Do all ADUs need a septic system?
No! Septic systems are only necessary if your property is not connected to a city sewer system. If this is the case, all waste-disposal responsibility falls on you, the property owner, and your septic system. This is most common in more rural areas where a central sewer system is unrealistic, difficult to connect to, or some mix of both. If you live in one of these areas, it is likely you are already familiar with septic systems and may even have one of your own already. This then begs the question:
Can I use my existing septic system for an ADU?
It depends. The most likely answer would be “no,” because main-house septic systems are rarely large enough to accommodate both a primary dwelling and an ADU. However, if you feel confident in your existing septic system, the best course of action would be to discuss this possibility with your contractor and examine what your options are.

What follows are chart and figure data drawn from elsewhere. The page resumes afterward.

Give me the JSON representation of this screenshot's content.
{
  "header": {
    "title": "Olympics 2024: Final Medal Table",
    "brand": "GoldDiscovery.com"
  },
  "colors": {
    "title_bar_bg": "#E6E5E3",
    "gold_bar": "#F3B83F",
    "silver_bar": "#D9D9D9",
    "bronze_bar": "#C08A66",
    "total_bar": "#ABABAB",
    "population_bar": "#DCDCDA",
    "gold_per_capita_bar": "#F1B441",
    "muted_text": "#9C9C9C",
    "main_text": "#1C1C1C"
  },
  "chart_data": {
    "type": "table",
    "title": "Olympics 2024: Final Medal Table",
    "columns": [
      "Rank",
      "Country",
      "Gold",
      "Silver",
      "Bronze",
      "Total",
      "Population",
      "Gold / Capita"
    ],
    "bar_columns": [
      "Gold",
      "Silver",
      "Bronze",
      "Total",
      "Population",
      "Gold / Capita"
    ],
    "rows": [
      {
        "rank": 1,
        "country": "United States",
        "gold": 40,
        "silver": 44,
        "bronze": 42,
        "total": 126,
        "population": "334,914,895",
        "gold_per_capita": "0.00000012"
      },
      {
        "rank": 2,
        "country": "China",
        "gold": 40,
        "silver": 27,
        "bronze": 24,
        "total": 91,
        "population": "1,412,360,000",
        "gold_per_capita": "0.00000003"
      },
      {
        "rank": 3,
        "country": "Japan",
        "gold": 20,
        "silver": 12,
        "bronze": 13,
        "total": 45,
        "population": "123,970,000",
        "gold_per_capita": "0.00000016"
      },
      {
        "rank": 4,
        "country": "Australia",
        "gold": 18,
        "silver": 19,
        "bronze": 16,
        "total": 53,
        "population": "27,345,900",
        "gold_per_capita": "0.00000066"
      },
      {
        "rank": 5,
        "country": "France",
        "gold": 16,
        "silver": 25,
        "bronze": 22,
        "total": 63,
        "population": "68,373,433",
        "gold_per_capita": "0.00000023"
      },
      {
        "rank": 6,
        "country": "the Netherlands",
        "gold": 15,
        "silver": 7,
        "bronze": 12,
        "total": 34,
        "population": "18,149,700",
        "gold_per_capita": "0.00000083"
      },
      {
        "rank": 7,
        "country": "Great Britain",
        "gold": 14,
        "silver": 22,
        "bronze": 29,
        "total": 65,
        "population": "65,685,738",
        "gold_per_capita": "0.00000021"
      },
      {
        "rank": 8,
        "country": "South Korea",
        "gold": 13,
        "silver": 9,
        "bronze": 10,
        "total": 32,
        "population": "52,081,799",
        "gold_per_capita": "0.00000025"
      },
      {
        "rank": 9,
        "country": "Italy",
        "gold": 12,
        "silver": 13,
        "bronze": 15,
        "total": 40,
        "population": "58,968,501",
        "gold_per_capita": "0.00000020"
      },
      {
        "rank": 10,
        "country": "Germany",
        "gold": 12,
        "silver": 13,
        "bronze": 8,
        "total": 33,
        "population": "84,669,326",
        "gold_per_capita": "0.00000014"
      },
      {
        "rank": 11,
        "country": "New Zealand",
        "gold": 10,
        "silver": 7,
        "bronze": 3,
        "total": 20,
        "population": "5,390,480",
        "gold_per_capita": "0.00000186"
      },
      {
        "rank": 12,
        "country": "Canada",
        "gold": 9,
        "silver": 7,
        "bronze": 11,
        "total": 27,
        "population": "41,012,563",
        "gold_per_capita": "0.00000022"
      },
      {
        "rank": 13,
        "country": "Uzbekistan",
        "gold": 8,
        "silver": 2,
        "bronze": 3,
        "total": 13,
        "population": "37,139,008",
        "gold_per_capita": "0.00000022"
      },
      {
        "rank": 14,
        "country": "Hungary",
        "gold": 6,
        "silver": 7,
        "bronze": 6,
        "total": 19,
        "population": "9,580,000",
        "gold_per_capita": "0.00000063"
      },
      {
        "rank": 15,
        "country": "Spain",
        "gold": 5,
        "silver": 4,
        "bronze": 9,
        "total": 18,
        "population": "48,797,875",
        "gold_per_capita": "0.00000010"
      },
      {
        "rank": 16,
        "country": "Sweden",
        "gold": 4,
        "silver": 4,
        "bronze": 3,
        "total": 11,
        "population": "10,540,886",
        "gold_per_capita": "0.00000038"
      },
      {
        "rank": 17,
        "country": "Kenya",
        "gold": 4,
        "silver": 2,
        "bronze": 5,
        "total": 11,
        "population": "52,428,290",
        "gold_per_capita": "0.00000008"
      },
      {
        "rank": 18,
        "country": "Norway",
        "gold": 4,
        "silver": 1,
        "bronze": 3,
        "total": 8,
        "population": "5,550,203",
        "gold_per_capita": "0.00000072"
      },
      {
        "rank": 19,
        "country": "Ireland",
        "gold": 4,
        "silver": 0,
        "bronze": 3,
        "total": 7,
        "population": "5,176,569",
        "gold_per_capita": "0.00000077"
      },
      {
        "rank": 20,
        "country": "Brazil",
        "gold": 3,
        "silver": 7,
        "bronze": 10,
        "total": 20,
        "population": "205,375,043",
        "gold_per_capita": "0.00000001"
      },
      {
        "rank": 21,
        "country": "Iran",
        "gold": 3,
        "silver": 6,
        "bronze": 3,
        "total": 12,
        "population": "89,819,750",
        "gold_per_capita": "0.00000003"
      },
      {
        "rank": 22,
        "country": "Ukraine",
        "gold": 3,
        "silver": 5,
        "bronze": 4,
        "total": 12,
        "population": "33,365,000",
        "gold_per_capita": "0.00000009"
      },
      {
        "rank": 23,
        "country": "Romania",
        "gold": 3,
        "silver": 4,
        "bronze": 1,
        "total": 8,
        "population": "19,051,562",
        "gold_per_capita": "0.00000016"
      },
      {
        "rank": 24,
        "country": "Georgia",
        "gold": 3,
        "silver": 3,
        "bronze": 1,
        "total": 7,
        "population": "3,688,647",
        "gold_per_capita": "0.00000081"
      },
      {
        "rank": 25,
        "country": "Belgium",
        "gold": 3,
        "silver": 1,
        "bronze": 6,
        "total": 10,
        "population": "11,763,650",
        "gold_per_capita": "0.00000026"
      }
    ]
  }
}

How long does it take to add a septic system?
You will first need your septic system approved by the Department of Environmental Health in your area. After submitting your septic plan, it can take about 60 to 90 business days to get it approved. After this, construction takes about two weeks. The system is then tied into your ADU’s plumbing, which completes the final step.
There is preliminary work that must be done before submitting a septic plan, which most notably includes a feasibility study to determine whether or not septic is even an option in your area. The ground in your property will be tested to determine its percolation, or the rate at which liquid can move through the soil and make its way into the groundwater. This is an incredibly important step to ensure waste does not build up on your property. If the percolation is deemed subpar or poor, the entire build may be deemed infeasible. Luckily, all testing will be done well before any actual construction begins on your property, along with the rest of the necessary feasibility studies, to ensure minimal money and time is wasted.
It is worth looking into which alternatives will serve your needs and location best by doing a septic feasibility study. This first step will direct you towards the system that works best with your budget and property and makes construction as seamless as possible.